ISPRS Ann. Photogramm. Remote Sens. Spatial Inf. Sci., IV-2, 161-168, 2018
https://doi.org/10.5194/isprs-annals-IV-2-161-2018
© Author(s) 2018. This work is distributed under
the Creative Commons Attribution 4.0 License.

  28 May 2018

28 May 2018

EXPERIENCES WITH ACQUIRING HIGHLY REDUNDANT SPATIAL DATA TO SUPPORT DRIVERLESS VEHICLE TECHNOLOGIES

Z. Koppanyi and C. K. Toth Z. Koppanyi and C. K. Toth
  • Dept. of Civil, Environmental and Geodetic Engineering, The Ohio State University, 470 Hitchcock Hall, 2070 Neil Ave., Columbus, OH 43210, USA

Keywords: Autonomous/Driverless Vehicles, Mobile Mapping, Sensor Calibration, Benchmark

Abstract. As vehicle technology is moving towards higher autonomy, the demand for highly accurate geospatial data is rapidly increasing, as accurate maps have a huge potential of increasing safety.
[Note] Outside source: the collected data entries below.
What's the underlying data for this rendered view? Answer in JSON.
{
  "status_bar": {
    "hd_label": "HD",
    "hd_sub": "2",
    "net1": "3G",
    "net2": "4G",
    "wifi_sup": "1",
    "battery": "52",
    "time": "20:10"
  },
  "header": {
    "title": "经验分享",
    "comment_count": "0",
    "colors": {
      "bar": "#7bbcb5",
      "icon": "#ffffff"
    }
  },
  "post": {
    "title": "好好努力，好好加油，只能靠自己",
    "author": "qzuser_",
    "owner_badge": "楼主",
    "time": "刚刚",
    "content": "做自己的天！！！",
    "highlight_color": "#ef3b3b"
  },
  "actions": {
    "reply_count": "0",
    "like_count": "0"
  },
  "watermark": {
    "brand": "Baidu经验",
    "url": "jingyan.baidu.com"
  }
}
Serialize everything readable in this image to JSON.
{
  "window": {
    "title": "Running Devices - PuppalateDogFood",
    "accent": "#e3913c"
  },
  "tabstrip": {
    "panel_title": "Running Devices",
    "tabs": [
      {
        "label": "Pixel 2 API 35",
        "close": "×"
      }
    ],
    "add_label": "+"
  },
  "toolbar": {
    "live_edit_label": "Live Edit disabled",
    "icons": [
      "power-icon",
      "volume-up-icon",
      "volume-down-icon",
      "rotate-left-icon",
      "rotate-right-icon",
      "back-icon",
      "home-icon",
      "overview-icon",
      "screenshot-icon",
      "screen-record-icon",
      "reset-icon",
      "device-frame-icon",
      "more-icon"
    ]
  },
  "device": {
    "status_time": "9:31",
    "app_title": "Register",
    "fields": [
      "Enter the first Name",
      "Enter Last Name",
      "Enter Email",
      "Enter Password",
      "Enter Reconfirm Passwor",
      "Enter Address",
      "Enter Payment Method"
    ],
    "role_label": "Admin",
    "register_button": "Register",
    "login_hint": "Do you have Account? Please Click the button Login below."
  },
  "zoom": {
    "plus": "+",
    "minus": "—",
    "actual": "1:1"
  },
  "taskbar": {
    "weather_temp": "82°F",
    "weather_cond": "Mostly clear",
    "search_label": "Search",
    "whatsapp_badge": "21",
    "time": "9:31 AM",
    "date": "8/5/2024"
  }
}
In particular, high definition 3D maps, including road topography and infrastructure, as well as city models along the transportation corridors represent the necessary support for driverless vehicles. In this effort, a vehicle equipped with high-, medium- and low-resolution active and passive cameras acquired data in a typical traffic environment, represented here by the OSU campus, where GPS/GNSS data are available along with other navigation sensor data streams. The data streams can be used for two purposes. First, high-definition 3D maps can be created by integrating all the sensory data, and Data Analytics/Big Data methods can be tested for automatic object space reconstruction. Second, the data streams can support algorithmic research for driverless vehicle technologies, including object avoidance, navigation/positioning, detecting pedestrians and bicyclists, etc. Crucial cross-performance analyses on map database resolution and accuracy with respect to sensor performance metrics to achieve economic solution for accurate driverless vehicle positioning can be derived. These, in turn, could provide essential information on optimizing the choice of geospatial map databases and sensors’ quality to support driverless vehicle technologies. The paper reviews the data acquisition and primary data processing challenges and performance results.